A empresa Portos e Caminhos de Ferro de Moçambique (CFM) vai investir cerca de 138 milhões de euros na segunda fase da duplicação da Linha de Ressano Garcia, um dos mais importantes corredores logísticos da África Austral. O projecto deverá aumentar significativamente a capacidade de transporte de mercadorias entre Moçambique, África do Sul e os países do hinterland, consolidando o papel estratégico do Porto de Maputo no comércio regional.
O investimento integra um amplo programa de modernização das infra-estruturas ferroviárias nacionais e resulta de uma parceria financeira entre os CFM, a Agência Francesa de Desenvolvimento (AFD) e a União Europeia. O financiamento global do projecto ronda os 166 milhões de dólares, equivalentes a aproximadamente 138 milhões de euros.
A nova fase da empreitada contempla a conclusão da duplicação dos troços ainda em falta da Linha de Ressano Garcia, que liga o Porto de Maputo à fronteira com a África do Sul, permitindo aumentar a capacidade de circulação ferroviária e reduzir os constrangimentos operacionais registados nos últimos anos. Segundo os CFM, a modernização permitirá elevar a capacidade de transporte de carga dos actuais 19 milhões para cerca de 49 milhões de toneladas por ano.
O Presidente do Conselho de Administração dos CFM, Agostinho Langa, considera que o projecto representa um passo decisivo para o fortalecimento da competitividade logística do país. A melhoria da capacidade ferroviária deverá responder ao crescente volume de exportações de minérios e produtos industriais provenientes de Moçambique, África do Sul, Zimbabwe e Botswana.
A Linha de Ressano Garcia constitui o principal corredor de transporte de carga do sistema ferroviário sul de Moçambique e serve de ligação directa ao Porto de Maputo, uma infra-estrutura que tem registado crescimento contínuo no manuseamento de mercadorias.

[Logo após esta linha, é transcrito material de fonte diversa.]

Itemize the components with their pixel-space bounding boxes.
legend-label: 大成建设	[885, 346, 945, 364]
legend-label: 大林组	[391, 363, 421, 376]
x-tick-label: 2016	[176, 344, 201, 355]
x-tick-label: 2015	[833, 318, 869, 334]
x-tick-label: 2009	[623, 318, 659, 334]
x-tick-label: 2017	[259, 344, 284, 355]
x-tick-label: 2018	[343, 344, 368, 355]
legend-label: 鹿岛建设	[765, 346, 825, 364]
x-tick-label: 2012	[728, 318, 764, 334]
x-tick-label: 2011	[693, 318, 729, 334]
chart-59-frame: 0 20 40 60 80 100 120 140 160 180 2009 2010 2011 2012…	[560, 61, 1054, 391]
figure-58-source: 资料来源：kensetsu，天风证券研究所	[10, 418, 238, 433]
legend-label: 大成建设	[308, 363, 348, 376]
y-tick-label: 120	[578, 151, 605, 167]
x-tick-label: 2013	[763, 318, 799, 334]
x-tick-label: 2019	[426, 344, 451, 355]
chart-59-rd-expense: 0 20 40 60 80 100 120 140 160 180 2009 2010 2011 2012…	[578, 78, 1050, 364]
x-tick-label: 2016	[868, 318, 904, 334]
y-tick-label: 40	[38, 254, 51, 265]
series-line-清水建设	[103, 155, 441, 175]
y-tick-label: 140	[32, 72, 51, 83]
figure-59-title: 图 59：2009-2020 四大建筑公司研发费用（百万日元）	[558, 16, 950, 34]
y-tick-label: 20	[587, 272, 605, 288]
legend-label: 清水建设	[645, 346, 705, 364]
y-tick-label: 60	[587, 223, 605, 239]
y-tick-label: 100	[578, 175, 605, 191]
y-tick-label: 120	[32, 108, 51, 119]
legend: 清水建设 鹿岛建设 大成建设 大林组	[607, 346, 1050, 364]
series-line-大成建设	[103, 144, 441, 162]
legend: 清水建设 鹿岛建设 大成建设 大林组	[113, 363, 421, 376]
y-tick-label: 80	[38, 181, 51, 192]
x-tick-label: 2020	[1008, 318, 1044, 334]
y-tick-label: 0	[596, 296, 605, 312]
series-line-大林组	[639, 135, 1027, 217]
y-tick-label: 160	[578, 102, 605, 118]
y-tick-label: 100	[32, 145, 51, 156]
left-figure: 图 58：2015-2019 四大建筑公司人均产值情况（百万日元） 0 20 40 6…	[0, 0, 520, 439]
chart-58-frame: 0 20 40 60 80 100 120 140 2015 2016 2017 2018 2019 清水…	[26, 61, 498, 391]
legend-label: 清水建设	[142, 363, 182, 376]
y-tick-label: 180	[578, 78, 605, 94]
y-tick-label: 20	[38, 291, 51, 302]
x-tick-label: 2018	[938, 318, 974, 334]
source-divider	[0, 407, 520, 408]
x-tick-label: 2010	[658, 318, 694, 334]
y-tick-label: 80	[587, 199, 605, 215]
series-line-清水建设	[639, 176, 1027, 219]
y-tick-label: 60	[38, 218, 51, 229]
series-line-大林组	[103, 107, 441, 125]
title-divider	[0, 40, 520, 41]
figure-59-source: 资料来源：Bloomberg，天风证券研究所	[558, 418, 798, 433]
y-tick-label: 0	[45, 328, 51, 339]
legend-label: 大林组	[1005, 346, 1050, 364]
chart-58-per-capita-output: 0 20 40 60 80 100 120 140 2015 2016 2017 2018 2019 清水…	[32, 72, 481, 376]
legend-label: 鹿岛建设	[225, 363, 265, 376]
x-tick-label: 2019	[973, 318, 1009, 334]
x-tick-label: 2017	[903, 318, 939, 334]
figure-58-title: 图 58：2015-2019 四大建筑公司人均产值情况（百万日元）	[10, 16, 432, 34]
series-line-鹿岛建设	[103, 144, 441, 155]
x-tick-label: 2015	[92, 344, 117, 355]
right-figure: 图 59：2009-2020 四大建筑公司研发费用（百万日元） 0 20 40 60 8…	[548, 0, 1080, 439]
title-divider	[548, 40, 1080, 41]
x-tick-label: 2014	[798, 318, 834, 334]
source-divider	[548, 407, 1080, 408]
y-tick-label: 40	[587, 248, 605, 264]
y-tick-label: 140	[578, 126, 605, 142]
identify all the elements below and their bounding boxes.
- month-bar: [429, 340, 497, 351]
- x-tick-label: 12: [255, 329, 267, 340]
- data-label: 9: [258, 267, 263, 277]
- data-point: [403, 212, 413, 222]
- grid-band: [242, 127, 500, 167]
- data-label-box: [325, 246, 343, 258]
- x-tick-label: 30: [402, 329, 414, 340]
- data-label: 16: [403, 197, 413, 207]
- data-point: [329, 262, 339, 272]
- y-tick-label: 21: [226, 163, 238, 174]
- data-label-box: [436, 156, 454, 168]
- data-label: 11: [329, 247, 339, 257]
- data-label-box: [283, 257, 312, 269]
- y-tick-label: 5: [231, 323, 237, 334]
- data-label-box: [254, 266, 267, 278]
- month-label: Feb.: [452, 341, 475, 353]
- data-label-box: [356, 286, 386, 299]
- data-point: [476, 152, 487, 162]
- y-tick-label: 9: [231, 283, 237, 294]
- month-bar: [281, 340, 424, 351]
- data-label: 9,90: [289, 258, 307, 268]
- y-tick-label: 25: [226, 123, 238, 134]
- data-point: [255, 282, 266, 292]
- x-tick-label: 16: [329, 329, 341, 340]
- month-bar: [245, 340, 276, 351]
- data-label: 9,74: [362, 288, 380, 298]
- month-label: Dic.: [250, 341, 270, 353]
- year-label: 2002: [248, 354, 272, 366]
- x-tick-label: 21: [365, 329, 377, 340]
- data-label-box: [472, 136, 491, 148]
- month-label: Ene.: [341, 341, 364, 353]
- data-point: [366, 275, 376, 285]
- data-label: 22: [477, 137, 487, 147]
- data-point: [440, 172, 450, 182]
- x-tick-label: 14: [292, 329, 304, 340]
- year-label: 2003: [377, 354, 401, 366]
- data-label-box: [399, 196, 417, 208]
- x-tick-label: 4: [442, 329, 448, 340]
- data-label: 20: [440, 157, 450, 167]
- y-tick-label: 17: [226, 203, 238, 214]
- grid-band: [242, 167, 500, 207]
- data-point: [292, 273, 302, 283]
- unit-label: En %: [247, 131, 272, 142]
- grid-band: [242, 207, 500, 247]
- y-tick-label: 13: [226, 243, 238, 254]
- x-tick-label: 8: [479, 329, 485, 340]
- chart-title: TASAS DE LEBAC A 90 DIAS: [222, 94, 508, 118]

A expansão ferroviária é vista como fundamental para garantir maior eficiência logística, reduzir custos de transporte e aumentar a competitividade do corredor face a outras rotas da região.
O investimento enquadra-se igualmente na estratégia do Governo para robustecer o sistema ferroviário nacional. Até 2030, Moçambique prevê aplicar cerca de 193 milhões de euros em projectos de duplicação de linhas férreas, aquisição de locomotivas, carruagens e vagões destinados ao transporte de passageiros e mercadorias. Entre as prioridades figura precisamente a conclusão da duplicação da Linha de Ressano Garcia e o reforço dos meios circulantes dos CFM.
Além do impacto directo sobre a movimentação de carga, especialistas apontam que a modernização do corredor poderá impulsionar novos investimentos industriais ao longo da rota, criar empregos e fortalecer a integração económica regional. A expectativa é que o aumento da capacidade ferroviária reduza a pressão sobre as estradas, contribua para a diminuição dos custos logísticos e aumente a atracção do Porto de Maputo como porta de entrada e saída para os mercados da África Austral.
Com o arranque das obras previsto para este ano, os CFM apostam numa transformação estrutural do principal eixo ferroviário do sul do país, consolidando Moçambique como um dos mais relevantes corredores logísticos do continente africano.